Maneuvering the tangled jungle of internet information can be extremely frustrating. There is a lot of misleading information by reputable sites.  A lot of information is summarized and then vaguely  jumps to  faulty assumptions.  All this adds to our confusion.

 

Reputable resources may vaguely summarize information for patient information sheets.

The American College of Rheumatology is a good  resource for general information about  RA.  However, patient information sheets are generalized and vague.  I wonder if the science writers think we are too dumb to get the real stuff.  A lot of our confusion about RA stems from getting peace meal information that is vague.  Rheumatologists actually do use the 2010 Rheumatoid Arthritis Classification Criteria to assist diagnosis.  Why don’t they tell us about it?  It sounds pretty black and white to me.  PubMed comments on the criteria show how the new criteria is the game changer tool to diagnose RA. The classification tree of the 2010 Rheumatoid Arthritis Classification Criteria is worth checking out.

Johns Hopkins Arthritis Center is a respected source of Rheumatoid Arthritis information.  Check out their patient information site.  It is clear and helpful. The site’s explanation of what is happening to the body with RA is well thought out.

Be careful of pharmaceutical companies posing as RA info sites. Their information may be grossly slanted to support their company interests.

The Arthritis Foundation has some good information but it is a busy site and  may be misleading to someone new to RA.  Check out their site.

Here were just a few thoughts on why we can be left more confused than ever after cruising the web. It’s not because we are just too dumb to understand these things. It is because we are being fed vague information. The clear info is available.  We just have to be more discriminating on what information we are willing to accept.

 

Rheumatoid arthritis progression attitude

RA Just sayinRheumatoid arthritis sticks to me like glue.  Severe.  Persistent.
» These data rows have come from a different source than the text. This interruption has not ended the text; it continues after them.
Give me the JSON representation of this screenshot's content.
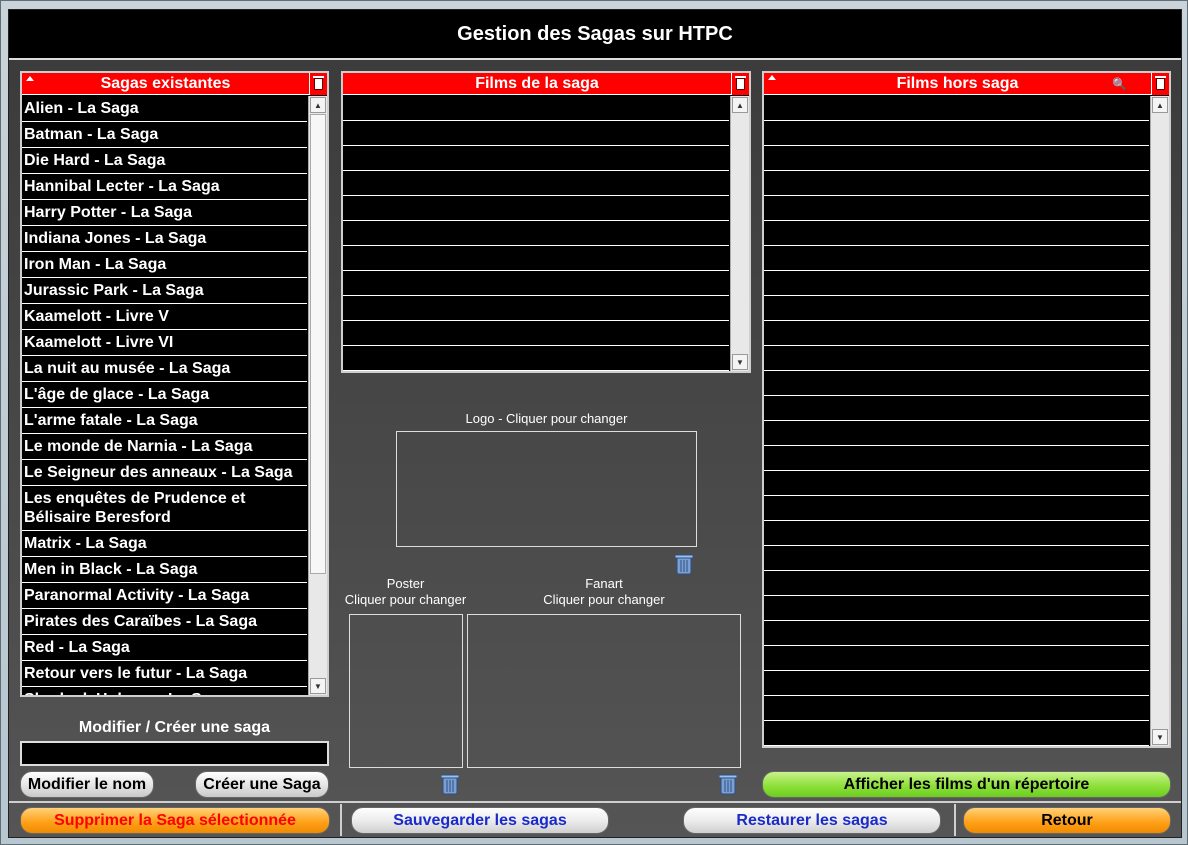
{
  "window": {
    "title": "Gestion des Sagas sur HTPC"
  },
  "sagas_panel": {
    "header": "Sagas existantes",
    "items": [
      "Alien - La Saga",
      "Batman - La Saga",
      "Die Hard - La Saga",
      "Hannibal Lecter - La Saga",
      "Harry Potter - La Saga",
      "Indiana Jones - La Saga",
      "Iron Man - La Saga",
      "Jurassic Park - La Saga",
      "Kaamelott - Livre V",
      "Kaamelott - Livre VI",
      "La nuit au musée - La Saga",
      "L'âge de glace - La Saga",
      "L'arme fatale - La Saga",
      "Le monde de Narnia - La Saga",
      "Le Seigneur des anneaux - La Saga",
      "Les enquêtes de Prudence et Bélisaire Beresford",
      "Matrix - La Saga",
      "Men in Black - La Saga",
      "Paranormal Activity - La Saga",
      "Pirates des Caraïbes - La Saga",
      "Red - La Saga",
      "Retour vers le futur - La Saga",
      "Sherlock Holmes - La Saga"
    ]
  },
  "films_saga_panel": {
    "header": "Films de la saga",
    "row_count": 11
  },
  "films_hors_panel": {
    "header": "Films hors saga",
    "row_count": 26
  },
  "images": {
    "logo_label": "Logo - Cliquer pour changer",
    "poster_label_1": "Poster",
    "poster_label_2": "Cliquer pour changer",
    "fanart_label_1": "Fanart",
    "fanart_label_2": "Cliquer pour changer"
  },
  "edit_saga": {
    "label": "Modifier / Créer une saga",
    "input_value": "",
    "rename_button": "Modifier le nom",
    "create_button": "Créer une Saga"
  },
  "buttons": {
    "show_folder_films": "Afficher les films d'un répertoire",
    "delete_saga": "Supprimer la Saga sélectionnée",
    "save_sagas": "Sauvegarder les sagas",
    "restore_sagas": "Restaurer les sagas",
    "back": "Retour"
  },
  "colors": {
    "header_red": "#ff0000",
    "delete_text": "#ff0000",
    "save_text": "#1a2acb",
    "green_button": "#8fe03a",
    "orange_button": "#ffa21a"
  },
  "icons": [
    "trash-icon",
    "sort-arrow-icon",
    "magnifier-icon",
    "scroll-up-icon",
    "scroll-down-icon"
  ]
}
Progressing.    OMG!    I have a tough one.  But then, so do many, many others.  I am alive.  I am grateful.

Life is good.  Every minute of life is a gift.  Believe it or not, the biggest joys in our life happen in our everyday life.  Stop and think about it.  What are the five best moments you have had this week?

Remember, this week your life is ticking by.  Life is now and a daily experience. Love it.
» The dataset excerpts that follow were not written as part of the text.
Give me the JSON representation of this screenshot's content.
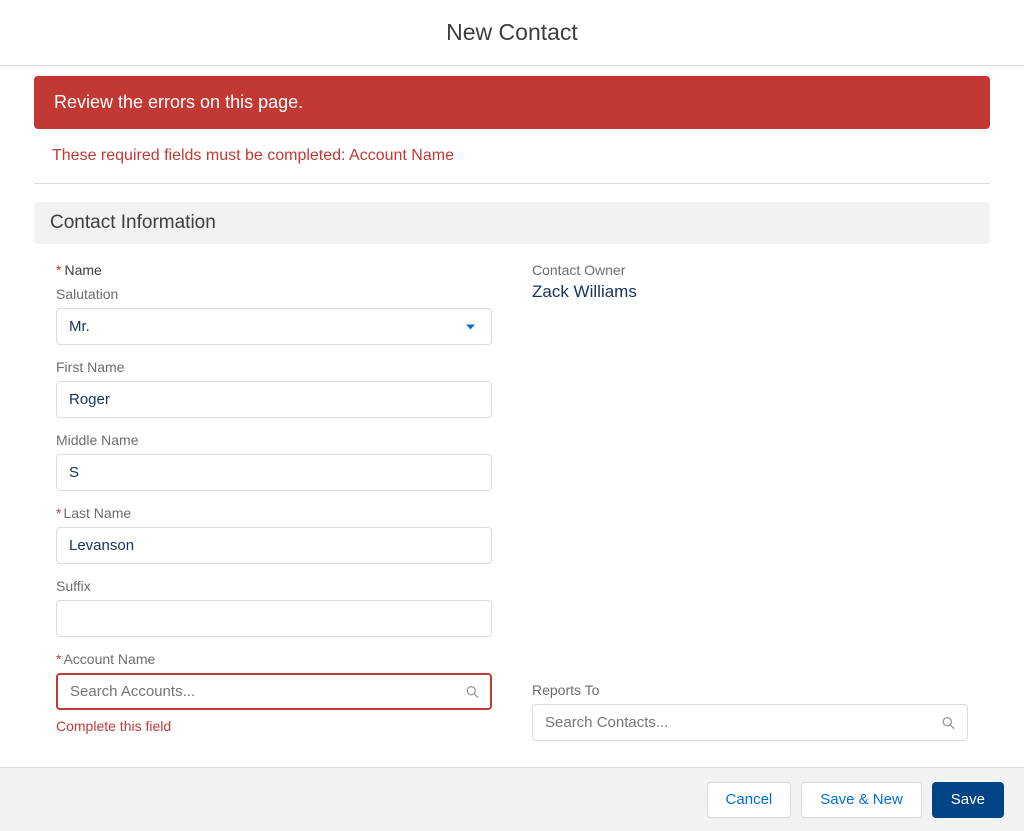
{
  "header": {
    "title": "New Contact"
  },
  "errors": {
    "banner": "Review the errors on this page.",
    "detail": "These required fields must be completed: Account Name"
  },
  "section": {
    "title": "Contact Information"
  },
  "fields": {
    "name_group_label": "Name",
    "salutation": {
      "label": "Salutation",
      "value": "Mr."
    },
    "first_name": {
      "label": "First Name",
      "value": "Roger"
    },
    "middle_name": {
      "label": "Middle Name",
      "value": "S"
    },
    "last_name": {
      "label": "Last Name",
      "value": "Levanson"
    },
    "suffix": {
      "label": "Suffix",
      "value": ""
    },
    "account_name": {
      "label": "Account Name",
      "placeholder": "Search Accounts...",
      "field_error": "Complete this field"
    },
    "contact_owner": {
      "label": "Contact Owner",
      "value": "Zack Williams"
    },
    "reports_to": {
      "label": "Reports To",
      "placeholder": "Search Contacts..."
    }
  },
  "footer": {
    "cancel": "Cancel",
    "save_new": "Save & New",
    "save": "Save"
  },
  "colors": {
    "error": "#c23934",
    "brand": "#014486",
    "link": "#0070d2"
  }
}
Life has changed dramatically for me.  My pace is about 20% of what it was.    Am I sad.    Not.     Probably  because I am spending  my time  managing my day.  I’m living today.

A lot of the maneuvering is  about energy and pain control.  So life is about balance.  A little of this and a little of that.  Breaking time into chunks. Working on re-potting plants. Then reading a good book or writing articles for a while.  Lucky for me I can do many of the things I love.
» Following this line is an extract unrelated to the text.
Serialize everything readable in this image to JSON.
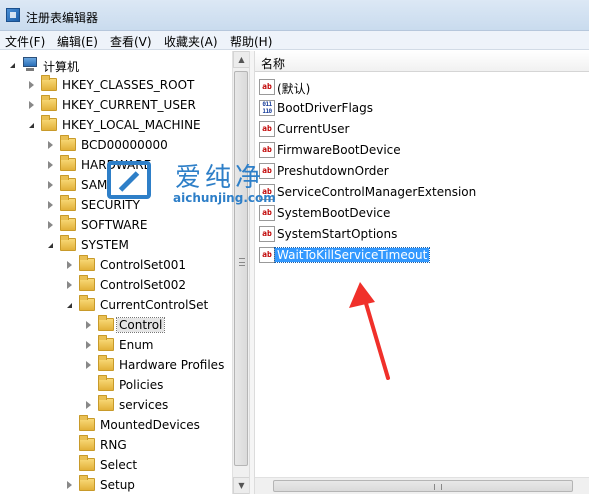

When I have lunch with a friend, I always have a great time.  I keep my adventures out of the house to a few hours to avoid severe fatigue.  It helps to set limits.

I love getting letters from friends, especially my granddaughter. I love a good cup of coffee first thing in the morning. I love to journal. I love to see the lovely blend of colors in my weekly flower bouquet. I am thrilled when Baldacci or Preston and Child come out with a new mystery. I love online jigsaw puzzles.  I love movie night with my son.  I love the New Mexico air.  Lots to keep me happy.

I could be mad, depressed and discouraged.  I am not.  Life is too short.  I am human. That means I am  resilient,  creative and joyful.  Just what I’m talkin about!